После смерти горячо любимой жены почти пятнадцать лет назад он утратил способность переносить любые уколы в сердце. Физическая боль от меча или булавы в разгар боя была ничто в сравнении с болью, испытанной им с потерей жены или возможным предательством в любви. Вот почему он гнал от себя это чувство с суровостью Цербера, трехголового пса, стерегущего врата ада.

Но бывали и исключения. Внук Адама знал, что дед его любит. Впрочем, шестилетний мальчик мало чем мог ранить его, — разве что умерев. Адам мгновенно всполошился, потребовав, когда тот заболел, лучшего врача, чья репутация опиралась на прочное основание фактов, а не на слухи. Собственным сыновьям он тоже, бывало, показывал, насколько они ему дороги, потому что ему с ними повезло. В детстве Хью и Роберт всегда были послушными и преданными отцу. Они и выросли хорошими людьми.

С Элинор вышло иначе. Хотя он с самого рождения любил ее больше других детей, но после смерти жены, которая умерла, когда девочке было шесть, он больше не мог смотреть на дочь и не видеть своей обожаемой Маргарет. Какую бы радость он ни испытывал при виде Элинор, следом барона настигала свежая боль утраты, воспоминание об умершей в родах жене. Так любовь, которую он питал к дочери, превратилась в чувство, которого он больше всего боялся, в его главную слабость, причем такую, которую он тщательнее всего скрывал. И прежде всего от Элинор.

* * *

— Милорд, — в сопровождении сестры Анны Элинор вошла в обеденный зал. Пока барон кланялся, выражая почтение к ее сану, а она учтиво приседала, воздавая должное его титулу, сердце в ней трепетало. Несмотря на свое положение главы влиятельного монастыря, в присутствии строгого отца она всякий раз чувствовала себя маленькой девочкой.

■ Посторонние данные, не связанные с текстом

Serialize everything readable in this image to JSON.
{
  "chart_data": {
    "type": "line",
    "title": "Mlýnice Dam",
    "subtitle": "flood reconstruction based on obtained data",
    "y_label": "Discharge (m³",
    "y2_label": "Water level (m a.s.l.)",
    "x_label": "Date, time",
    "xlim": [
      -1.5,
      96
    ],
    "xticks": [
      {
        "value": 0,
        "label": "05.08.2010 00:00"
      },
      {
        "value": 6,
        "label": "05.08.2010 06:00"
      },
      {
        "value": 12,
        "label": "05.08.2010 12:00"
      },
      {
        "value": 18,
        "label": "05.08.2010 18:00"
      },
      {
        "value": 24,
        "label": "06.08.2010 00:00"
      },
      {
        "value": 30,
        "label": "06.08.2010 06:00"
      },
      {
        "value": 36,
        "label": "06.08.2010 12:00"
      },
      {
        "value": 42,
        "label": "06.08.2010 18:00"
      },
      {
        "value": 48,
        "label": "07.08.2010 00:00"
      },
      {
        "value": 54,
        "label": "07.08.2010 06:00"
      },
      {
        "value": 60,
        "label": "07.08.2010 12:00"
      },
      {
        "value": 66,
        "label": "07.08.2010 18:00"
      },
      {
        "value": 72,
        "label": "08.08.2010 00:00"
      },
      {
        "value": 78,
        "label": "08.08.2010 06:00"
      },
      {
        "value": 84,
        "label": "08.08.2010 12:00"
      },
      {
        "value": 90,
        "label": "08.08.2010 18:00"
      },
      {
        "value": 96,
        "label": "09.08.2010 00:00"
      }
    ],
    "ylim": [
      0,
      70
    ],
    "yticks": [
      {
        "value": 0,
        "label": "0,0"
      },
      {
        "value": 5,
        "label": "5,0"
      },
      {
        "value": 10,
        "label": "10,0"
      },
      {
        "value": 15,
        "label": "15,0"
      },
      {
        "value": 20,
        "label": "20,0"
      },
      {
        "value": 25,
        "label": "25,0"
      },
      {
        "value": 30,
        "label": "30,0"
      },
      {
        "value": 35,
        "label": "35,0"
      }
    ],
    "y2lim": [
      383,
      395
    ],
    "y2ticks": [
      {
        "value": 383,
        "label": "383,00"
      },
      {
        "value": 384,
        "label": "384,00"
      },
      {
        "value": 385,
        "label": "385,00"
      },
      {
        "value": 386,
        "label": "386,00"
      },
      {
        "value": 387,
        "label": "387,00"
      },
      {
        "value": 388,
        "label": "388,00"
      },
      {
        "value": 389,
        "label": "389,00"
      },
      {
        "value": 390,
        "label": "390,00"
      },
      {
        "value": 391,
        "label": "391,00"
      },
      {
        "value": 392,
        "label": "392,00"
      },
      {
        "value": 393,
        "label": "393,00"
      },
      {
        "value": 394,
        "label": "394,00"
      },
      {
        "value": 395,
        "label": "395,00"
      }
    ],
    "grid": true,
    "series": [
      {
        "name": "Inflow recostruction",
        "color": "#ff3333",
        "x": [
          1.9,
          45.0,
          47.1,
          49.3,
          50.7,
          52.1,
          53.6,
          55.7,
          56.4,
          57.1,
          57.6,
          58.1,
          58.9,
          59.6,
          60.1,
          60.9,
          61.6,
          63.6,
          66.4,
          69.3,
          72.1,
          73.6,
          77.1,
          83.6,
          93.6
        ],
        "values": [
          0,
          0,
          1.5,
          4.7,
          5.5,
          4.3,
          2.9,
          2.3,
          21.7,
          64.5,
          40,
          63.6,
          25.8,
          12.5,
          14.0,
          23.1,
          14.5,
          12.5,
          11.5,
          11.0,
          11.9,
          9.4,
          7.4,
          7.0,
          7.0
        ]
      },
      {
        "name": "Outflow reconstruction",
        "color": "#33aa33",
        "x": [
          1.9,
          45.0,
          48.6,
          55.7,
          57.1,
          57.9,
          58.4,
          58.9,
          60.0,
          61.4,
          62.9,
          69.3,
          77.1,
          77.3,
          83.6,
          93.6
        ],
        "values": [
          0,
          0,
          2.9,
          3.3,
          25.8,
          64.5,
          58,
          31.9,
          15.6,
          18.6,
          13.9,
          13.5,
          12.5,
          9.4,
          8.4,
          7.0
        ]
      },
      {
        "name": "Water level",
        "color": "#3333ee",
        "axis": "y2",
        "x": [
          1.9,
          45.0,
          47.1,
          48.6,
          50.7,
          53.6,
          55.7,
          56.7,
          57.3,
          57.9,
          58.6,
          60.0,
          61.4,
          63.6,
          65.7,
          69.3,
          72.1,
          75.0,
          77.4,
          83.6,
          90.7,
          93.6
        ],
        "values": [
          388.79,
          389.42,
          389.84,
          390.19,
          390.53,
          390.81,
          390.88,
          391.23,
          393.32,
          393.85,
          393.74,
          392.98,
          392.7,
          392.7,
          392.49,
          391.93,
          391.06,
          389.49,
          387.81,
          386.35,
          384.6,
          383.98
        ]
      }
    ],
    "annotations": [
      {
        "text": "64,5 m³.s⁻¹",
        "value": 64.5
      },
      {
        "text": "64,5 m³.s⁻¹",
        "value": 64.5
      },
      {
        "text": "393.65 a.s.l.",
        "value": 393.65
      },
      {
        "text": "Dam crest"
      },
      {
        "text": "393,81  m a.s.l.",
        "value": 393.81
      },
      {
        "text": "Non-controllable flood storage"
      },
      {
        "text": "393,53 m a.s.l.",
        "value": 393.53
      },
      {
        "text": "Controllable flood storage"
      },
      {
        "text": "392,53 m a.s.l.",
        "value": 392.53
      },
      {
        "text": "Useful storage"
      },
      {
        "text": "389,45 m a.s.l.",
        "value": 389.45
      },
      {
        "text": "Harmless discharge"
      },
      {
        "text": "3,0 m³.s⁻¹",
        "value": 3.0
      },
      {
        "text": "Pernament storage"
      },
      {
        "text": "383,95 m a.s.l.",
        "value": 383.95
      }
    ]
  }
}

— Как дела у моего внука? — От волнения голос его прозвучал резко.

— Хорошо, милорд, — Элинор кивнула на стоявшую с ней рядом женщину, — сестра Анна применила свое чудесное искусство. Кризис миновал.

По давней привычке она засунула руки в рукава и стиснула пальцами локти, чтобы унять в них дрожь. Сестра Беатриса, ее тетка, много раз говорила ей, что глупо так трепетать перед отцом, но его голос все равно звучал устрашающе для юных ушей.

— Как только я разрешу Ричарду встать с кровати, милорд, он тут перевернет все вверх дном, — добавила Анна, — если захотите отдохнуть, вам придется схватиться с валлийцами.

Элинор увидела, как отец улыбнулся. Облегчение, отразившееся на лице барона, озарило его светом, который ей случалось видеть, только когда речь заходила о внуке. Нельзя сказать, чтобы она испытывала ревность к племяннику. И все же, когда отец при ней улыбался Ричарду, ее сердце болезненно сжималось. Она спрашивала себя, не было ли воспоминание о том, как барон, еще при жизни матери, точно так же смотрел на нее, не было ли оно лишь порождением неутоленной тоски, плодом пустого воображения.